Briston's manor descended to John de Briston, jun. Esq. who left it in 1467 to Ralf de Briston, who died seized of this, and the manor of Briston, and Downes manor in Snetisham in 1485, without issue, and John Copping was his heir; in 1563 John Stanley, Esq. settled the manor called Wolterton Coldham's, Ely-fee, and Walsingham-fee, and a faldcourse, on Henry Yelverton, and Miles Corbet, Esqrs. and it soon after went to the Houghtons; in 1595 Gregory Houghton, alderman of Norwich, died seized, and Robert his son and heir was then 12 years old.

It after became the seat of the Scamlers, and James Scamler, son of Edward, eldest son of Edmund Scamler Bishop of Norwich, was lord; he died here and is buried as aforesaid, with Anne his wife, in this chancel; leaving James his son and heir, who married Mary, daughter of Joseph Brand of Edwardeston in Suffolk, Esq. but died without issue about 1713; he had 3 sisters; Anne, married, but died without issue; Ursula, married to John Smith of Bury St. Edmund's, died at Wolterton without issue about 1716; Elizabeth, married to Thomas Gray, rector of Cavendish in Suffolk, who left the estate here to his son, James Gray, Esq. councellor at law, who died in 1721, and is buried here, leaving two sisters, Anne, and Penelope, the former married to—Browne, and Penelope, to— Wiseman, Esq. who are both widows, and now living, but the estate was sold to the Hon. Horatio Walpole, Esq.

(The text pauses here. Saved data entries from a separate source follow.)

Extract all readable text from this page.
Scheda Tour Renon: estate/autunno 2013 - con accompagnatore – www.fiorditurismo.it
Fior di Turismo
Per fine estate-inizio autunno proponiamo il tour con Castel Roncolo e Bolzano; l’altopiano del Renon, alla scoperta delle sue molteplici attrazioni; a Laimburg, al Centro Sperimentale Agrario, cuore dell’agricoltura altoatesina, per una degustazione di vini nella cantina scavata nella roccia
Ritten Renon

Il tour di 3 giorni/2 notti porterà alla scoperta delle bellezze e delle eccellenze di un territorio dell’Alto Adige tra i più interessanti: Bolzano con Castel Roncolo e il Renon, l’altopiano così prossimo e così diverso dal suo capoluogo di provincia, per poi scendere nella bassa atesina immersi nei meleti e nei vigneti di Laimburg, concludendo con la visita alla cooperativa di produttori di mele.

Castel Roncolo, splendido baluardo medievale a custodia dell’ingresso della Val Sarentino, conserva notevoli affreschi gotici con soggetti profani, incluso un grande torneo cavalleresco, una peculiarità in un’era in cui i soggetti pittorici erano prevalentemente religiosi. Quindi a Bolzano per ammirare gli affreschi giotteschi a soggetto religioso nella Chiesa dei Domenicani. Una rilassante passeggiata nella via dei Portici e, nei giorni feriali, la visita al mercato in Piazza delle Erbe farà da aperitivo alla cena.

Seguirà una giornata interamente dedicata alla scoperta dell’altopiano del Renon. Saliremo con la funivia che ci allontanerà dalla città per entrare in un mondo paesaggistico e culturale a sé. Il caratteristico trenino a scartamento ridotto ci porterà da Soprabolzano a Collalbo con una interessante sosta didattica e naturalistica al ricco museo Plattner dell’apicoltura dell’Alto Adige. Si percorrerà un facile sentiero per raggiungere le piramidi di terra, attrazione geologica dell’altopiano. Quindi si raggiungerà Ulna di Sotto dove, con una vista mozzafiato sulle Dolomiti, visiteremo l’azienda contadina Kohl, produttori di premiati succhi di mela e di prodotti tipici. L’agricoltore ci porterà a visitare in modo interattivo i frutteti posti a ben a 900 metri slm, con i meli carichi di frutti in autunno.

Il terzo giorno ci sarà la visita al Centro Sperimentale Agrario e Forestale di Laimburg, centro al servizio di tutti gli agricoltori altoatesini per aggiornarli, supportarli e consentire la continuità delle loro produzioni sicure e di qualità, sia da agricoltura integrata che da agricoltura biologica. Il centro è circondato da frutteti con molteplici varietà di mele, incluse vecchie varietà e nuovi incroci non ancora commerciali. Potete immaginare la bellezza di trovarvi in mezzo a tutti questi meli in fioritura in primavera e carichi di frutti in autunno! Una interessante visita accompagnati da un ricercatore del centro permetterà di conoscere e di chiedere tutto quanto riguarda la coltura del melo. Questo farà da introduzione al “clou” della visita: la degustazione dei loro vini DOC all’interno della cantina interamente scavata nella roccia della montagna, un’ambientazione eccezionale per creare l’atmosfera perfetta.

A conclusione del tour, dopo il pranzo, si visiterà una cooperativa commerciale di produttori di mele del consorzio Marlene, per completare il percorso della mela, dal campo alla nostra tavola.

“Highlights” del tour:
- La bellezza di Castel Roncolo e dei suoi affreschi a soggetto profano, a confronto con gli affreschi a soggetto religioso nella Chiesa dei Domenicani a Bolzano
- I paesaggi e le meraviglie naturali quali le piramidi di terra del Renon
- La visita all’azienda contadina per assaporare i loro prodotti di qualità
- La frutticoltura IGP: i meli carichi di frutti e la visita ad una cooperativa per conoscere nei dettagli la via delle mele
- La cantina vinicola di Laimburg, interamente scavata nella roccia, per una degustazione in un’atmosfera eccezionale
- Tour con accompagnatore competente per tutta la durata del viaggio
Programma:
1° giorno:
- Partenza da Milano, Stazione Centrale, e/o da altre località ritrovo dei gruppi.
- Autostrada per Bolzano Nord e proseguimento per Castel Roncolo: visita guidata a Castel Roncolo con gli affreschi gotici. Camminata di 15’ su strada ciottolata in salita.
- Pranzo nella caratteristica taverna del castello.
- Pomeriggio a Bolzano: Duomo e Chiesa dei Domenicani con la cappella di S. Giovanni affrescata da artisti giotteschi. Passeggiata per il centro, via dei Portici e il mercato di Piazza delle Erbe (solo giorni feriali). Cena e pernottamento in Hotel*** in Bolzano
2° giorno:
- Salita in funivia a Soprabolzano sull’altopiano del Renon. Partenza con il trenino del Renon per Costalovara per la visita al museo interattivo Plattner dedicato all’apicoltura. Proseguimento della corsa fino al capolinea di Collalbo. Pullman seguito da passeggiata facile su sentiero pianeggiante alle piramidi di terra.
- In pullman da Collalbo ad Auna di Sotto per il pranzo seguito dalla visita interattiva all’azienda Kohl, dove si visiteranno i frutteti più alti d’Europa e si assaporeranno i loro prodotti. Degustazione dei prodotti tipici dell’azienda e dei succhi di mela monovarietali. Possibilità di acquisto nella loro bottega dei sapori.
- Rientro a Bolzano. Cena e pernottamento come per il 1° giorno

The other moiety or Manor, which was Edmund Moore's, which came to William Sutton and Joane his wife, who in 1486 sold it to John Windham, Esq. in whose family it continued till 1542, and then Edmund Windham, Knt. and Susanna his wife, sold it to Edw. Lominer of Mannington, Esq with the advowson of the alternate turn, &c. and from that time it hath passed with Mannington, and was sold with that to

The Hon. Horatio Walpole, Esq. who is now sole lord and patron, and hath built an elegant family seat here, at which he generally resides; of whose family I design to treat at large under Houghton.

Footnotes

  • 1. RECTORS. John Hargaves, 1633, Paul Amirante, who was presented by John Potts, Esq. but was deprived of this and Irmingland in 1637, and was succeeded by Thomas Wolsey; in 1674, on Thomas Jackson's death, James Scamler gave it to Richard Burrel, A. M. who held it united to Iteringham; the Rev. Mr. George England was late rector here, and it is now consolidated to Wickmere, which see.
  • 2. In 1378 John Langdon owned an estate here. In 1506 Thomas Langdon was buried in the church before the image of our Lady of Pity; and John Langdon, Gent. succeeded him.
  • 3. Terra Sancti Benedicti de Holmo ad victum monacorum, fo. 197. In Vltretuna i. car. terre tenuit Sanctus Benedictus T. R. E. semper iiii. bordarij et i. car. et dim. i. acr. prati, tunc valuit xvi. sol. modo xx. sol. habet vi. quar. in longo et v. in lato et ii. ob. de gelto. dimidium ecclesie iiii. acr.
  • 4. Terre Will. de Warrenna, de escangio Lewes, Domsd. fo. 104. In Ultretune tenet idem (sc. Turoldus) iiii. bordarij, semper dim. car. de xvi. acr. omnes ecclesie de terra Willi. de Warrenna appretiate sunt cum manerijs. Terra Radulfi de Bellafago, fo. 217. In Ultretuna tenet Turoldus i. liber homo, xxx. acr. terre T. R. E. semper iii. bordar. et i. car. et val. x.s. Rex et Comes socam.